Detection and identification of human influenza viruses by the polymerase chain reaction.

A series of oligonucleotide primers are described which hybridize to conserved regions of influenza virus cDNA and prime DNA synthesis in Taq polymerase catalyzed amplification reactions (PCR). Primers were designed to hybridize as nested pairs and, following a two-step amplification, produce uniquely sized DNA fragments diagnostic for viral type and subtype.
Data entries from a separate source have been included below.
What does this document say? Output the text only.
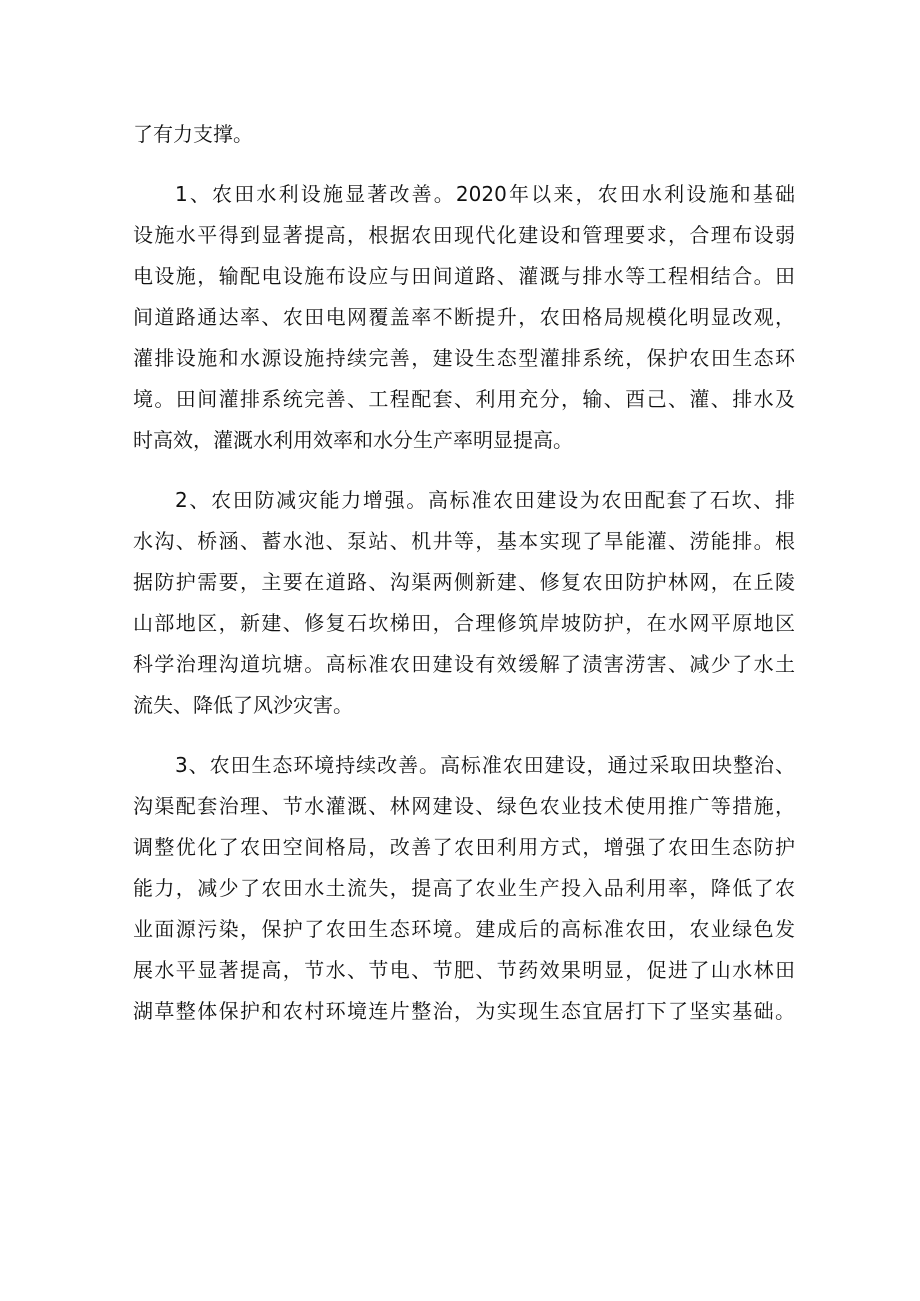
了有力支撑。

1、农田水利设施显著改善。2020年以来，农田水利设施和基础
设施水平得到显著提高，根据农田现代化建设和管理要求，合理布设弱
电设施，输配电设施布设应与田间道路、灌溉与排水等工程相结合。田
间道路通达率、农田电网覆盖率不断提升，农田格局规模化明显改观，
灌排设施和水源设施持续完善，建设生态型灌排系统，保护农田生态环
境。田间灌排系统完善、工程配套、利用充分，输、酉己、灌、排水及
时高效，灌溉水利用效率和水分生产率明显提高。

2、农田防减灾能力增强。高标准农田建设为农田配套了石坎、排
水沟、桥涵、蓄水池、泵站、机井等，基本实现了旱能灌、涝能排。根
据防护需要，主要在道路、沟渠两侧新建、修复农田防护林网，在丘陵
山部地区，新建、修复石坎梯田，合理修筑岸坡防护，在水网平原地区
科学治理沟道坑塘。高标准农田建设有效缓解了渍害涝害、减少了水土
流失、降低了风沙灾害。

3、农田生态环境持续改善。高标准农田建设，通过采取田块整治、
沟渠配套治理、节水灌溉、林网建设、绿色农业技术使用推广等措施，
调整优化了农田空间格局，改善了农田利用方式，增强了农田生态防护
能力，减少了农田水土流失，提高了农业生产投入品利用率，降低了农
业面源污染，保护了农田生态环境。建成后的高标准农田，农业绿色发
展水平显著提高，节水、节电、节肥、节药效果明显，促进了山水林田
湖草整体保护和农村环境连片整治，为实现生态宜居打下了坚实基础。
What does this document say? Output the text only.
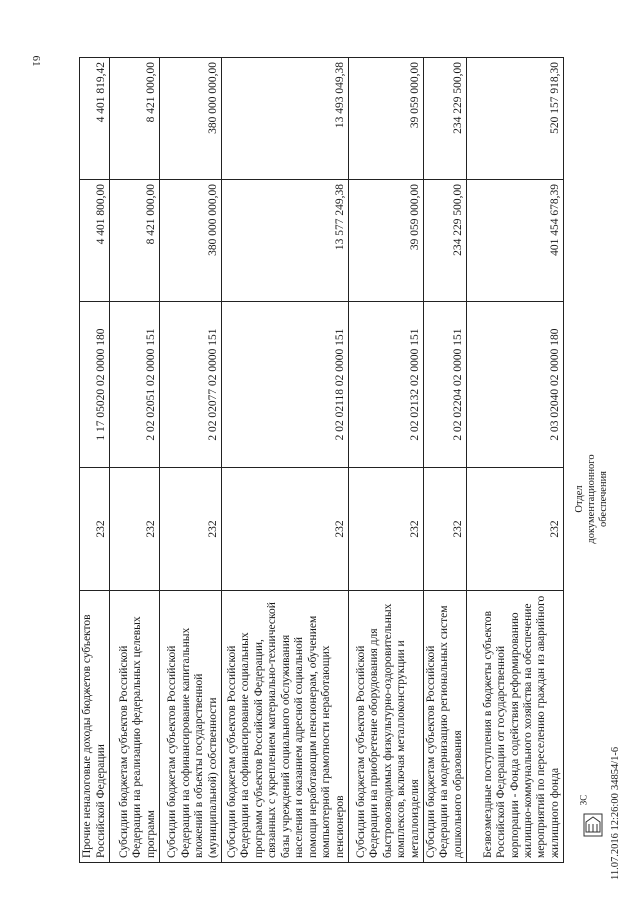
61
Прочие неналоговые доходы бюджетов субъектов Российской Федерации	232	1 17 05020 02 0000 180	4 401 800,00	4 401 819,42
Субсидии бюджетам субъектов Российской Федерации на реализацию федеральных целевых программ	232	2 02 02051 02 0000 151	8 421 000,00	8 421 000,00
Субсидии бюджетам субъектов Российской Федерации на софинансирование капитальных вложений в объекты государственной (муниципальной) собственности	232	2 02 02077 02 0000 151	380 000 000,00	380 000 000,00
Субсидии бюджетам субъектов Российской Федерации на софинансирование социальных программ субъектов Российской Федерации, связанных с укреплением материально-технической базы учреждений социального обслуживания населения и оказанием адресной социальной помощи неработающим пенсионерам, обучением компьютерной грамотности неработающих пенсионеров	232	2 02 02118 02 0000 151	13 577 249,38	13 493 049,38
Субсидии бюджетам субъектов Российской Федерации на приобретение оборудования для быстровозводимых физкультурно-оздоровительных комплексов, включая металлоконструкции и металлоизделия	232	2 02 02132 02 0000 151	39 059 000,00	39 059 000,00
Субсидии бюджетам субъектов Российской Федерации на модернизацию региональных систем дошкольного образования	232	2 02 02204 02 0000 151	234 229 500,00	234 229 500,00
Безвозмездные поступления в бюджеты субъектов Российской Федерации от государственной корпорации - Фонда содействия реформированию жилищно-коммунального хозяйства на обеспечение мероприятий по переселению граждан из аварийного жилищного фонда	232	2 03 02040 02 0000 180	401 454 678,39	520 157 918,30
11.07.2016 12:26:00
34854/1-6
Отдел документационного обеспечения
ЗС
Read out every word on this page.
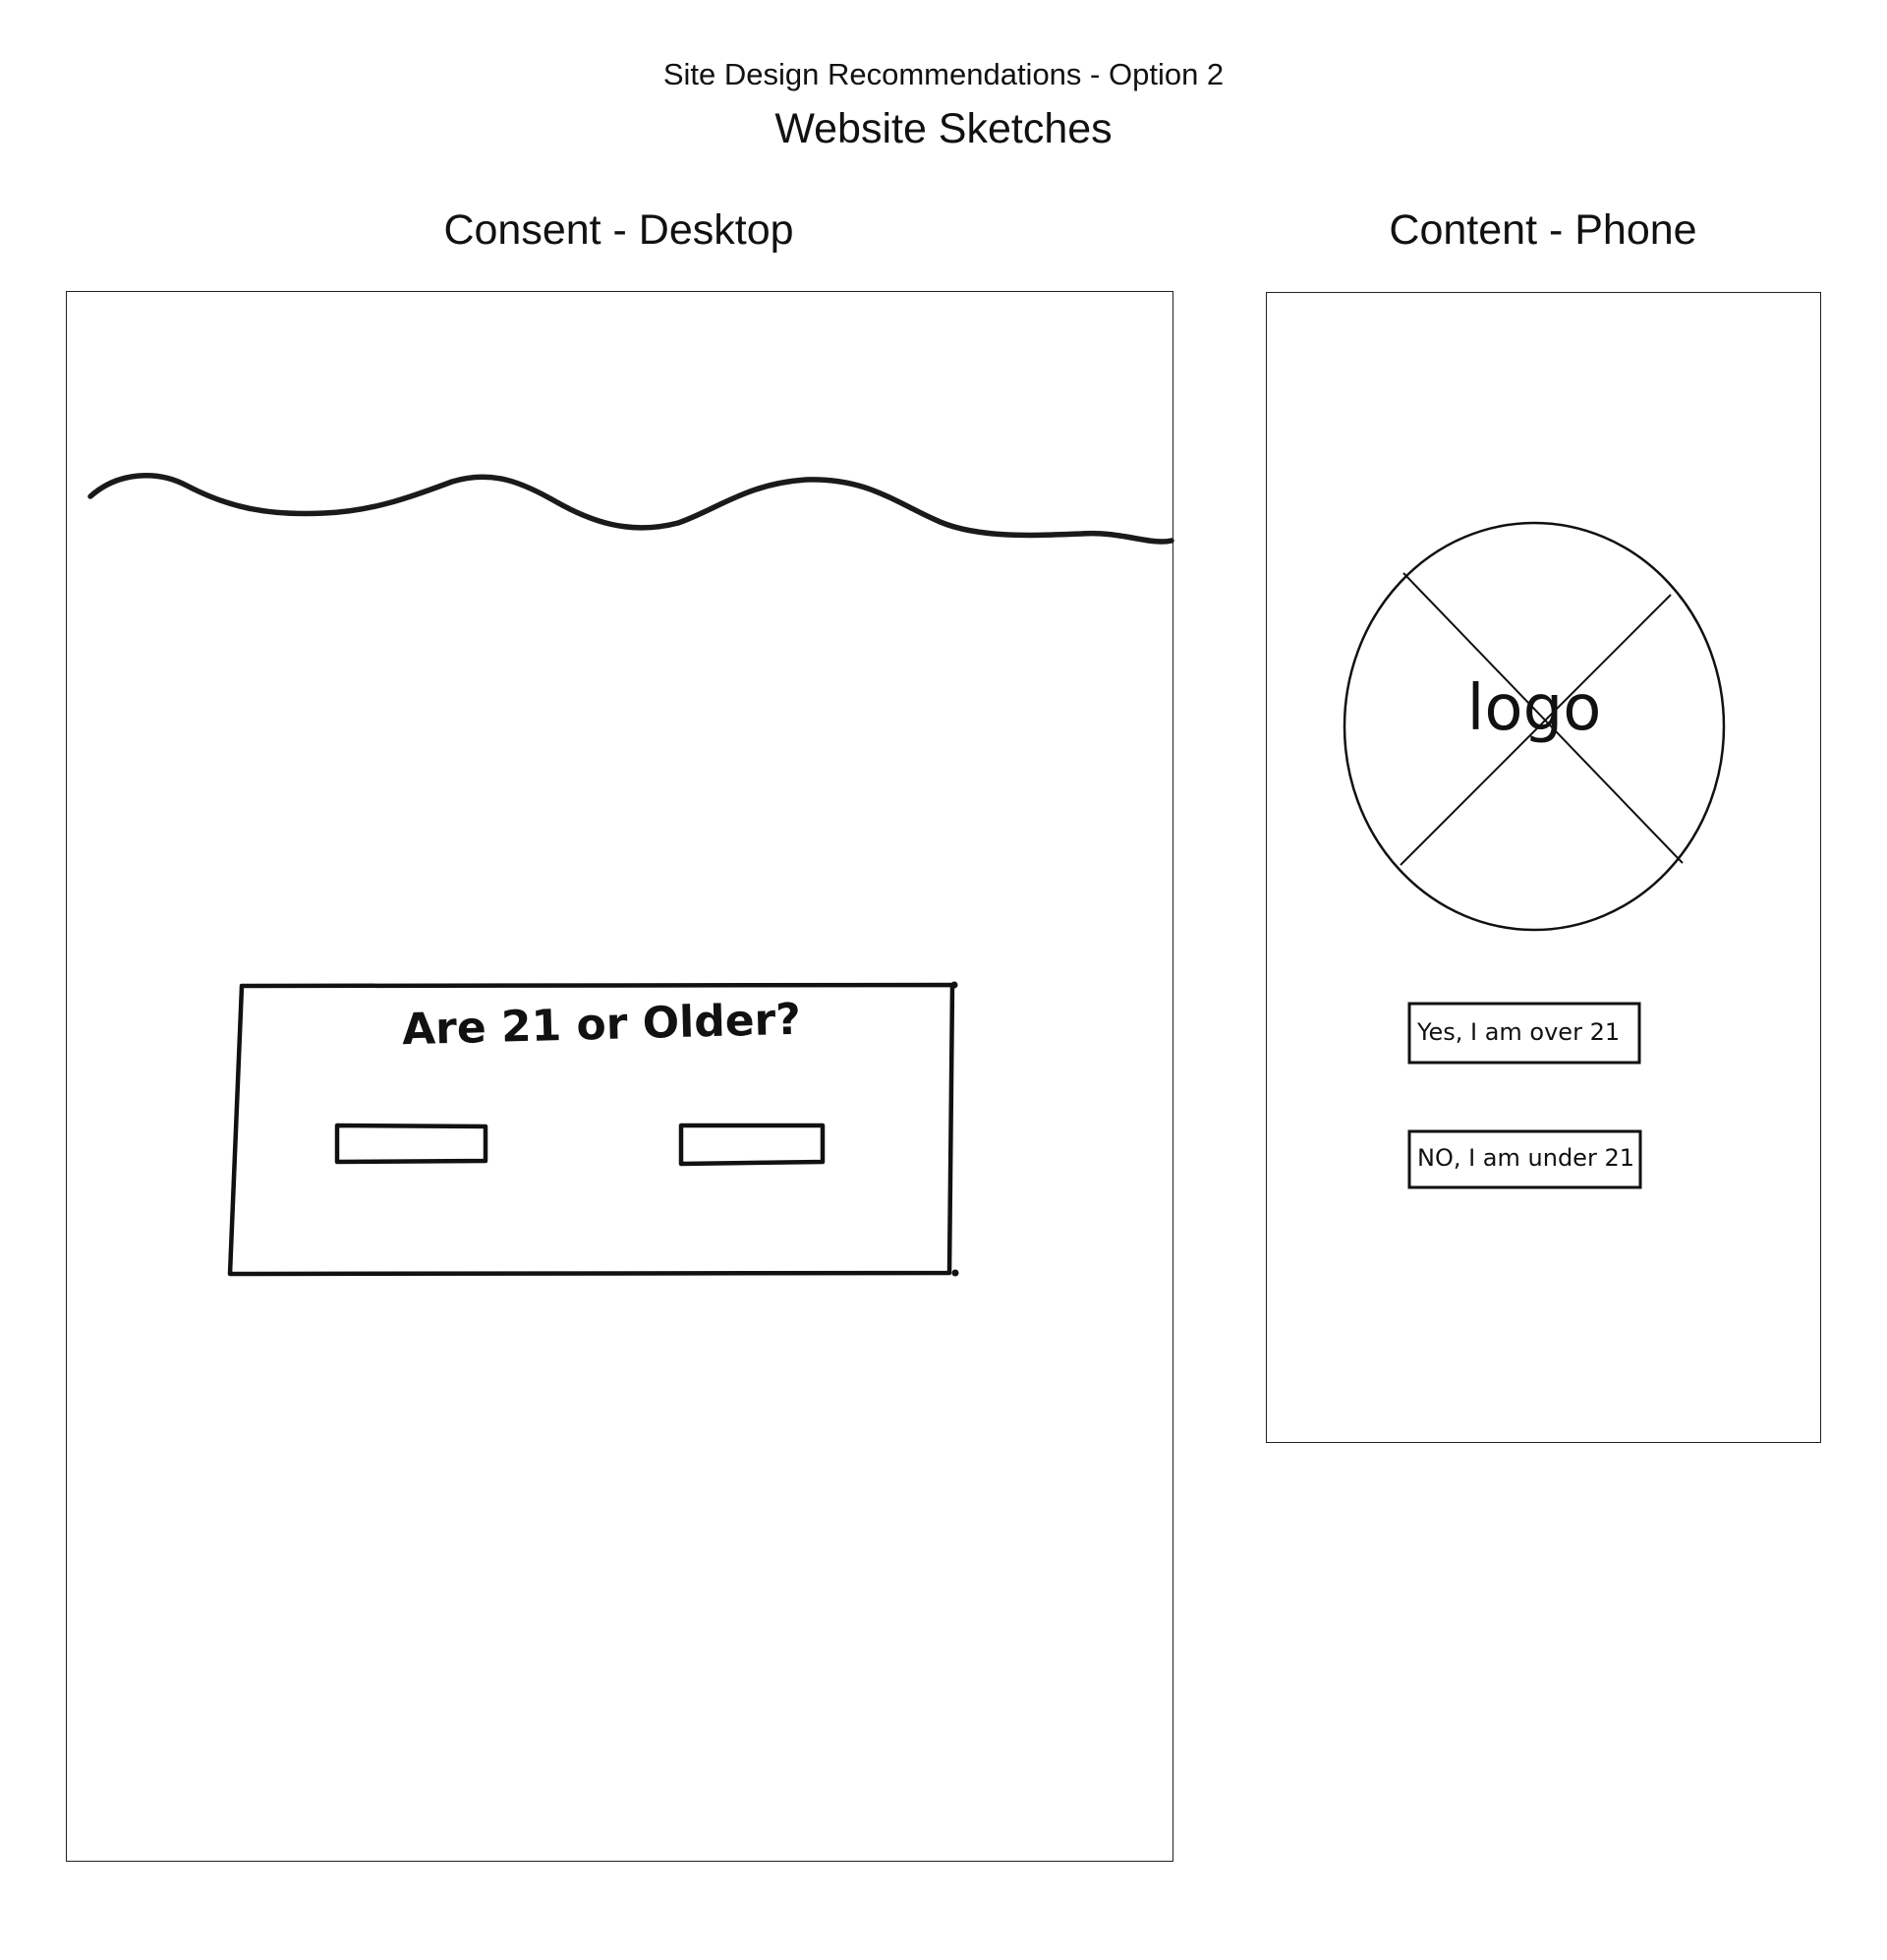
Site Design Recommendations - Option 2
Website Sketches
Consent - Desktop	Content - Phone
Are 21 or Older?
logo
Yes, I am over 21
NO, I am under 21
Influenza A and B matrix-protein genes and the influenza C haemagglutinin gene were targets for the type-specific primers. Subtype-specific primers targeted conserved sequences within the three haemagglutinin or two neuraminidase subtypes of different human influenza isolates. The utility of this method was demonstrated using computer search methods and by accurately amplifying DNA from a variety of influenza A, B, and C strains. Type-specific primer sets showed a broad type specificity and amplified DNA from viral strains of unknown sequence. Restriction mapping and DNA sequencing showed that fragments amplified in this manner derived from the input template, confirming the accuracy of the method and demonstrating how PCR can be used to quickly derive sufficient sequence information for analysis of viral relatedness. Subtyping primers were able to distinguish accurately between the three haemagglutinin (H1, H2, H3) and two neuraminidase (N1, N2) alleles of human influenza A isolates. Again DNA was amplified from viruses of unknown sequence confirming that most of these primer sets may prove useful as broad range subtyping reagents. In order to simplify the work associated with analysis of many samples, we have also devised a rapid method for the isolation of viral RNA and synthesis of cDNA. Using this 'mini-prep' technique, it is possible to detect, amplify, and identify picogram quantities of influenza virus in a single day, confirming that PCR provides a useful alternative to existing methods of influenza detection.